We made a quick stop in Gettysburg today – really just an overnight stop – but enough time to spend a while on my favorite place on the battlefield, which is East Cemetery Hill. I always wonder what it looked like here before Wainwright Avenue was rebuilt in the early 1900’s. I got a heads up from one of my favorite online Gettysburg blogs, Gettysburg Daily, that some work to the retaining wall had cleared the old roadbed of Brickyard Lane out. Of course when I was here in late June I was (as usual) on East Cemetery Hill but never bothered to walk down to the monument on that trip. You have to look at the photos from Gettysburg Daily here to see how it looked in late June. Even now it is really starting to get overgrown once more. I didn’t bother to include the one with the really high whatever it was kind of plant right in front of the monument.
I took the opportunity to get down there to take another couple of photographs of the monument from the lower perspective in yet another attempt to line it up with a copy of a photo I was sent of the dedication ceremony in 1889. I’m curious to see if the positioning works better from the position of the old lane versus trying to do it from the modern road. Each time I look at it I wonder if the monument was moved at all during the construction of the modern road.
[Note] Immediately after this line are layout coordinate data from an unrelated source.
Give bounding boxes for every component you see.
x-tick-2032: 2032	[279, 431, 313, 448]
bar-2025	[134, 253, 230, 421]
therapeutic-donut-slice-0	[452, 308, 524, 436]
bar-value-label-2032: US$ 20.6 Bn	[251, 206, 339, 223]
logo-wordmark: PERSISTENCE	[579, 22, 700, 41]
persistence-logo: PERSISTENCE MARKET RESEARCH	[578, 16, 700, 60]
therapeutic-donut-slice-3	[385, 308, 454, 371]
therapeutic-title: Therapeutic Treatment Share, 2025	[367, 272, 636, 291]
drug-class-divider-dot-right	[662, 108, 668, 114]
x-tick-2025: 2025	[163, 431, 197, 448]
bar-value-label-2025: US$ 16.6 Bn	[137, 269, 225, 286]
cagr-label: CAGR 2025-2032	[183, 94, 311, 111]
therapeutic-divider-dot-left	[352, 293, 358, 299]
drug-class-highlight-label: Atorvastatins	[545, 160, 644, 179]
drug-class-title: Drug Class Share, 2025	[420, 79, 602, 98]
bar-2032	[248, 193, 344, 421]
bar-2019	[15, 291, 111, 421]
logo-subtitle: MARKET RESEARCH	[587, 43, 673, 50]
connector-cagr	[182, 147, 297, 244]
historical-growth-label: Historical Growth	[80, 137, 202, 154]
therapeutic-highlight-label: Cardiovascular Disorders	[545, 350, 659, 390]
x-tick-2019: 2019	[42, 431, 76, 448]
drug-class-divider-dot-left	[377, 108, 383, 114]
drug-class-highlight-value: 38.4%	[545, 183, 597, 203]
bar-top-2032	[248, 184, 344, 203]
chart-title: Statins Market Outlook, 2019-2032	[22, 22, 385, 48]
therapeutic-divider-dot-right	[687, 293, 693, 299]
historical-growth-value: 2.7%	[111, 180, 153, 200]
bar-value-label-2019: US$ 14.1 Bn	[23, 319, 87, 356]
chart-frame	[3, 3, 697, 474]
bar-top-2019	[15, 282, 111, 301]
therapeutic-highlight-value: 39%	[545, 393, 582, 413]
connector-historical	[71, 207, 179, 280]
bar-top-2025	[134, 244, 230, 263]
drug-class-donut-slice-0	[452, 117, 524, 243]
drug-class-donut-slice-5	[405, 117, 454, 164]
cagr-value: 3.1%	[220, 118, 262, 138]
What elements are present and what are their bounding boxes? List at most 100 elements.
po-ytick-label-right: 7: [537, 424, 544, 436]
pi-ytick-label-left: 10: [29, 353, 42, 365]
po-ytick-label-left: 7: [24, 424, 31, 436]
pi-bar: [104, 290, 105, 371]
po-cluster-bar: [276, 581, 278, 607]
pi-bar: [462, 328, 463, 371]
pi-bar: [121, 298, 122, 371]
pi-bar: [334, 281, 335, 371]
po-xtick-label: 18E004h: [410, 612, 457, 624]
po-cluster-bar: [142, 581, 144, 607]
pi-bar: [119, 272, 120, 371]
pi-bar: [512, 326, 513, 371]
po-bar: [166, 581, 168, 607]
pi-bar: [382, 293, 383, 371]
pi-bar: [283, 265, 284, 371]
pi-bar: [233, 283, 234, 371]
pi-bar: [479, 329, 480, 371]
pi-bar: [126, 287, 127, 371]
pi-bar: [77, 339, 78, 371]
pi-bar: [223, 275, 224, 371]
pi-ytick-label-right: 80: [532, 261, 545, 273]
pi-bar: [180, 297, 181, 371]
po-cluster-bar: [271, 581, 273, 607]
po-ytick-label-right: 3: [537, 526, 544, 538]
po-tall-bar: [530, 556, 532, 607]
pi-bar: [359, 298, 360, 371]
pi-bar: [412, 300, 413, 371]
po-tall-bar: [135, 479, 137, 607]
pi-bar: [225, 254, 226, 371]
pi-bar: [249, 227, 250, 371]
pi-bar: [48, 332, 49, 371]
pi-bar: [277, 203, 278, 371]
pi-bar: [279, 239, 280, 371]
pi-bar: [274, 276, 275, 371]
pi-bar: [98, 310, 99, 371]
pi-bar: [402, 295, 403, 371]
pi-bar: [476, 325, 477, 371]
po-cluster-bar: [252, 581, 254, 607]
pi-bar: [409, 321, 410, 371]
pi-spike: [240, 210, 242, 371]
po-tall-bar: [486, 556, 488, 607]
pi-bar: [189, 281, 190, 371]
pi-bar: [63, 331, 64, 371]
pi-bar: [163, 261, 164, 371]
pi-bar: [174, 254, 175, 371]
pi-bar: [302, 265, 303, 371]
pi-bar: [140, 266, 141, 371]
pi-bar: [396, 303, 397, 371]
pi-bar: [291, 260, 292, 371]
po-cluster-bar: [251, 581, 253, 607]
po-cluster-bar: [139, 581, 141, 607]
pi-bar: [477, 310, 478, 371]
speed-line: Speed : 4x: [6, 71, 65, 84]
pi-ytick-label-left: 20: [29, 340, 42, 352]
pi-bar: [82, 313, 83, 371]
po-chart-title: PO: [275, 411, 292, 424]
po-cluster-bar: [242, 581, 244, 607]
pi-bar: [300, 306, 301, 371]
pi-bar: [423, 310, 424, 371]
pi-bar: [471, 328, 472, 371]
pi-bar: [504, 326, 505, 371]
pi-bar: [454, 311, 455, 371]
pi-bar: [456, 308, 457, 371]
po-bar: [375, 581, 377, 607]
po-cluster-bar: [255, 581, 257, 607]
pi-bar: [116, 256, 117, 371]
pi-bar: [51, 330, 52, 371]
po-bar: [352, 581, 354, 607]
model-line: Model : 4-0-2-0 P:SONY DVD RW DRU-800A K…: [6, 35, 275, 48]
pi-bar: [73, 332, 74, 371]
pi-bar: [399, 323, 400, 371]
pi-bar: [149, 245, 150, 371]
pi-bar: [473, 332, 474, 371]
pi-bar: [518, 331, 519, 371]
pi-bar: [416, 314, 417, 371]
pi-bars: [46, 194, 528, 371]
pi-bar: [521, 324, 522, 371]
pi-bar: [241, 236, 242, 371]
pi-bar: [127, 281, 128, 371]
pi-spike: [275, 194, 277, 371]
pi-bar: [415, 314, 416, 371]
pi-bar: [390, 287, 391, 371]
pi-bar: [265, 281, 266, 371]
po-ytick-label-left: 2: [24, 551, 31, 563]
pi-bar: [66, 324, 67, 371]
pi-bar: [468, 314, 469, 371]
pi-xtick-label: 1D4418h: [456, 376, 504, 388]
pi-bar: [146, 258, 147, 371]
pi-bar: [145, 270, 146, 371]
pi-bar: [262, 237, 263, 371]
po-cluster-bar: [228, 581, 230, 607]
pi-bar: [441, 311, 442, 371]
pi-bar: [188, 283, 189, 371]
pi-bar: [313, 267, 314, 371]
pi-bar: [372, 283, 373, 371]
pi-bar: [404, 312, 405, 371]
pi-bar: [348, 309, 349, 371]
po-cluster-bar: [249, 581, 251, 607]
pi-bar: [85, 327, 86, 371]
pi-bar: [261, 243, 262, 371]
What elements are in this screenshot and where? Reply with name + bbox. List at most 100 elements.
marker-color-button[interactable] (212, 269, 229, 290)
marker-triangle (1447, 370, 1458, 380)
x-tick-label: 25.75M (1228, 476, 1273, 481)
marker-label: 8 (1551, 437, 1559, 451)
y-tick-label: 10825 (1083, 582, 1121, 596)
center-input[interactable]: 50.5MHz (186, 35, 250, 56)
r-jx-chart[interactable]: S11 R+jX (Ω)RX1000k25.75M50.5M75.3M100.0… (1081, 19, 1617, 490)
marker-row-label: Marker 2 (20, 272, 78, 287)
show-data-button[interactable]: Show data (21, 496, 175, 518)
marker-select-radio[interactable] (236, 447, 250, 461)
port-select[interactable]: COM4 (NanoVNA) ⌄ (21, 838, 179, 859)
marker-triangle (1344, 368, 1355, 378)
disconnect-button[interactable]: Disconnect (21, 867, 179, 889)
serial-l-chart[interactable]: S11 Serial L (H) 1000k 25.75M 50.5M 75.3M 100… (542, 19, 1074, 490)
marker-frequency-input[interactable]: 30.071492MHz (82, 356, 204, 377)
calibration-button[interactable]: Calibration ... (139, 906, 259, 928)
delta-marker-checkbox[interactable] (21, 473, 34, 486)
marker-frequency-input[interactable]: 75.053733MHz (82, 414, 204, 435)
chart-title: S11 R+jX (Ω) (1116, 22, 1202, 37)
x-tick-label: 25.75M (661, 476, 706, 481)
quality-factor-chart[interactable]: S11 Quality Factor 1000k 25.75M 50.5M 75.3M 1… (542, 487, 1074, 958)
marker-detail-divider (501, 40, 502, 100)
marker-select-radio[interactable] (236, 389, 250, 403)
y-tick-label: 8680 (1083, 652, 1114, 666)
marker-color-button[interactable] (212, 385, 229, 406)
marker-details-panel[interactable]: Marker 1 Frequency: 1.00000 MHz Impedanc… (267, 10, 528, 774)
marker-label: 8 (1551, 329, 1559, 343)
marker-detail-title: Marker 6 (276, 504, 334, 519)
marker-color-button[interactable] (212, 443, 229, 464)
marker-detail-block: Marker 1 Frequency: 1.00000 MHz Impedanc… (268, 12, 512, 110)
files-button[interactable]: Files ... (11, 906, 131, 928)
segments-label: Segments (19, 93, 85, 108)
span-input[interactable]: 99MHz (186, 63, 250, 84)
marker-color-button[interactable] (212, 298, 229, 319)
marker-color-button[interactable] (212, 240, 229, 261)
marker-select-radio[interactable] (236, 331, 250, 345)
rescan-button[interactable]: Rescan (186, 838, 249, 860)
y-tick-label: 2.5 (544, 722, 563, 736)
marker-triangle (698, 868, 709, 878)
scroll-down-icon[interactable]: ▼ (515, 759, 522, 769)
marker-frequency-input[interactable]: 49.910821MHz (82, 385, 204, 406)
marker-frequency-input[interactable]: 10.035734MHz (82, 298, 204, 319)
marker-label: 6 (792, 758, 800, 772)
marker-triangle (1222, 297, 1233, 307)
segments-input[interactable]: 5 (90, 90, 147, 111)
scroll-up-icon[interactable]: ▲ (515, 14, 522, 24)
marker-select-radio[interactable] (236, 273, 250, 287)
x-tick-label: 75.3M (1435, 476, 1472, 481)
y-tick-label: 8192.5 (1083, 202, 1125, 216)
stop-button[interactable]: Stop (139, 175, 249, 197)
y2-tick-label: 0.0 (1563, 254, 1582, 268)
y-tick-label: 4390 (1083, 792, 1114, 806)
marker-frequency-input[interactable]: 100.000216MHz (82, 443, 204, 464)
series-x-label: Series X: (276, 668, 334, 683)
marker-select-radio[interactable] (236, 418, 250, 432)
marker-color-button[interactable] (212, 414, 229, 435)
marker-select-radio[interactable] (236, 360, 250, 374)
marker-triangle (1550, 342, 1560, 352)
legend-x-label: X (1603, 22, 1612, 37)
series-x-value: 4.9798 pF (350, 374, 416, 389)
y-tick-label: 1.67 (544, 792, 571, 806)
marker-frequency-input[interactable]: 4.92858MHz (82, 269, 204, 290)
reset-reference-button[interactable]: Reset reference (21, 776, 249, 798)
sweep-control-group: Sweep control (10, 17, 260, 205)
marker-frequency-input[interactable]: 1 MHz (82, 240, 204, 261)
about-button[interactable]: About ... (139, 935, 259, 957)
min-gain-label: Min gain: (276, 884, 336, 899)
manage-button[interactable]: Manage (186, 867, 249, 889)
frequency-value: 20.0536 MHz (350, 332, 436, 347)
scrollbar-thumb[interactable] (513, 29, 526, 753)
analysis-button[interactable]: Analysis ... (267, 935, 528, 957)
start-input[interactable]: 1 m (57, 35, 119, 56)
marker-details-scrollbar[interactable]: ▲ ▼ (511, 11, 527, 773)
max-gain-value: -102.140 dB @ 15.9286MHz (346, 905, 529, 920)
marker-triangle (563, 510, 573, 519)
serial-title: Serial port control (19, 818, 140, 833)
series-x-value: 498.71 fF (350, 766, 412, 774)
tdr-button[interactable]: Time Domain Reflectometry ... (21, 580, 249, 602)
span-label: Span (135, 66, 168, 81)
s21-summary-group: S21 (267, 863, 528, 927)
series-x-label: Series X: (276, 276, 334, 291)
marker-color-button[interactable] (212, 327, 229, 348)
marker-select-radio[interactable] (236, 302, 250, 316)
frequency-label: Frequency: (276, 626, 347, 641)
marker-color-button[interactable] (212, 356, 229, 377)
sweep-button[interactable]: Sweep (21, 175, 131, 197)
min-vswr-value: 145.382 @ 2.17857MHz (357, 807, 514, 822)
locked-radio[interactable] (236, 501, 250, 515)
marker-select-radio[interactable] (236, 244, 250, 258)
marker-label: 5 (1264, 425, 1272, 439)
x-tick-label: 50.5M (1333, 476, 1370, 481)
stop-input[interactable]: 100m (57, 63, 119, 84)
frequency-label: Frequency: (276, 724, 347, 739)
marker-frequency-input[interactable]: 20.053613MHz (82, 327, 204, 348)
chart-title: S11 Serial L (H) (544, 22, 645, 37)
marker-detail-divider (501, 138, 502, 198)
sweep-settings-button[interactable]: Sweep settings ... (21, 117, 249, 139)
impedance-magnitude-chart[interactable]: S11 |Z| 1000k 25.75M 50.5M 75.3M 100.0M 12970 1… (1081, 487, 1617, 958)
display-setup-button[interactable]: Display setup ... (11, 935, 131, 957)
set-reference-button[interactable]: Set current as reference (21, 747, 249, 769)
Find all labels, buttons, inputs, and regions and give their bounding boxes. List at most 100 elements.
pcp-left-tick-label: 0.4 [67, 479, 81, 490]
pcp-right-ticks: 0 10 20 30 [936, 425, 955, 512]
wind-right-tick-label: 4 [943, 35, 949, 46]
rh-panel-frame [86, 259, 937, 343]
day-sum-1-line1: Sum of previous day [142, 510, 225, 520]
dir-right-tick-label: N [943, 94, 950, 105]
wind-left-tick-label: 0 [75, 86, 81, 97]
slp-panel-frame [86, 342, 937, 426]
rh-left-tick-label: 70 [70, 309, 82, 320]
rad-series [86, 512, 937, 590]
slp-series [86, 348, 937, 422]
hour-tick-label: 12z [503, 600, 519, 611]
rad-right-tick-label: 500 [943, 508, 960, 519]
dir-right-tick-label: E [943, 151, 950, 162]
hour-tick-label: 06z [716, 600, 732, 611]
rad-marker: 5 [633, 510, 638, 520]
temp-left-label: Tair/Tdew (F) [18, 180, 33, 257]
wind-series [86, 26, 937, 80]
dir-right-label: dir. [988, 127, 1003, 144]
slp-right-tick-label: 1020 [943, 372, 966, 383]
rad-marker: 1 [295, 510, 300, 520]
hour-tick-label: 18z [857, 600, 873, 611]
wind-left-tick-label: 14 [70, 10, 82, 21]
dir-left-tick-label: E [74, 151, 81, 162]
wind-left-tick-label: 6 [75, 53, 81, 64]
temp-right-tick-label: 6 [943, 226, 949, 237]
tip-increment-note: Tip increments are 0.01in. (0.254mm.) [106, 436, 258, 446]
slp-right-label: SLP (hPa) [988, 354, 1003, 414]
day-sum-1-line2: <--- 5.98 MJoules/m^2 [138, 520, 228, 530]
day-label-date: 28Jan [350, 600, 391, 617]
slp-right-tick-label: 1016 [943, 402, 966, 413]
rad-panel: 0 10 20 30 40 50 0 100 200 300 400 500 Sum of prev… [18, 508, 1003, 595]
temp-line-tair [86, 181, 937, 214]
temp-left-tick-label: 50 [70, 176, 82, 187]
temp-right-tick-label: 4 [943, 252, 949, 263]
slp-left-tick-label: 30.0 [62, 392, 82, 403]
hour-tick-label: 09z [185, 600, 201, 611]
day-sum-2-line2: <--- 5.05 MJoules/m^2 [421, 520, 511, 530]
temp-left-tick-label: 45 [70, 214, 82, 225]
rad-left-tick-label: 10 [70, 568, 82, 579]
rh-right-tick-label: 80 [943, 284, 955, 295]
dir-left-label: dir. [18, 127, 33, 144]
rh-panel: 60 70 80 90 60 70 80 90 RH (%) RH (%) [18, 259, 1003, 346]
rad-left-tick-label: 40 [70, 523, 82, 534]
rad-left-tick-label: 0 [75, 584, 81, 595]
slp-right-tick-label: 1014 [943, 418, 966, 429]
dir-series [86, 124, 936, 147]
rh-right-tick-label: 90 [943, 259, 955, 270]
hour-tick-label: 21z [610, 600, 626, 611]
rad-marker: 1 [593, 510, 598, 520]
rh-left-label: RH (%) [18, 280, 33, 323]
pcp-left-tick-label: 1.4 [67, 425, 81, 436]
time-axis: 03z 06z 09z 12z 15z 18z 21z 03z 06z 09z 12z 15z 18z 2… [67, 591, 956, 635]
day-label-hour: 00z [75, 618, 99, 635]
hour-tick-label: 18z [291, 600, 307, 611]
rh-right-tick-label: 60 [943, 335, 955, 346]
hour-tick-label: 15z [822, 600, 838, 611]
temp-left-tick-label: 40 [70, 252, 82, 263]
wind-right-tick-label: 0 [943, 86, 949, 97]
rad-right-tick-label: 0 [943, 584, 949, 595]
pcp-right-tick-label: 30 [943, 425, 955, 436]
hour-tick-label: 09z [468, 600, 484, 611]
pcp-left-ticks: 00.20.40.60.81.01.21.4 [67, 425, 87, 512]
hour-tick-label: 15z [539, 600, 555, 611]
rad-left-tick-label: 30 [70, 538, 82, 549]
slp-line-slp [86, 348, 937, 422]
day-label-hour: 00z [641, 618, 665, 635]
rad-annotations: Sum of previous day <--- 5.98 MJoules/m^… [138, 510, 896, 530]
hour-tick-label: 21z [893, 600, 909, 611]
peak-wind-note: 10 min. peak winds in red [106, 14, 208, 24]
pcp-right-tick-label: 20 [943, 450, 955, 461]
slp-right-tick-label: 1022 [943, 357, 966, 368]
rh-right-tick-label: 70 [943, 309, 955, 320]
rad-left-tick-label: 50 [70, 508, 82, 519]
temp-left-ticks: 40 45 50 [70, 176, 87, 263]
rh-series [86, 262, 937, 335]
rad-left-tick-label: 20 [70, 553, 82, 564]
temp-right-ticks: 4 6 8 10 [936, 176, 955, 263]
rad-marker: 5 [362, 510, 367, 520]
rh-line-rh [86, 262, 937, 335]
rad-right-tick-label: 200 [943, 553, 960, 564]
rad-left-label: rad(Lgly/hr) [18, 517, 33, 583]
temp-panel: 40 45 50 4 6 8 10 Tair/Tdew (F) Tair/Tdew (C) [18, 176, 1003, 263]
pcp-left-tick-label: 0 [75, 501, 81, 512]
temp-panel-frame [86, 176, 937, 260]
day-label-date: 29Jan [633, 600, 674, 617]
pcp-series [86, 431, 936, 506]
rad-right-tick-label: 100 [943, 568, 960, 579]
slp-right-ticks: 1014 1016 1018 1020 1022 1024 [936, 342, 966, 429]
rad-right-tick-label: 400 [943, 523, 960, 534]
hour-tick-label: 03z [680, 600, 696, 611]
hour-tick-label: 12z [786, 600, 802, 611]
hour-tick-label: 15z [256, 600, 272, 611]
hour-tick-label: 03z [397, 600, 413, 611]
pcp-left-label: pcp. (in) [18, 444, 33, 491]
I suppose not but who knows?
The old photo is also interesting because of the presence of a large wood structure slightly to the north of the monument at the top of the hill. Although I’ve tried to get some sort of conclusive proof without much luck I assume it is an 1889 version of the current (and ugly) reservoir. From what I’ve read there has been some sort of water supply structure at this location for over 150 or more years, so maybe that is what it is.
Anyway…a short overnight stay in Gettysburg still allows time to ponder some things that, even though you may have seen them time and time again, still gives pause and raises more questions. Questions like why is the 17th CVI monument here instead of further down the line where they almost undoubtedly were moved to prior to the start of fighting late on July 2, 1863!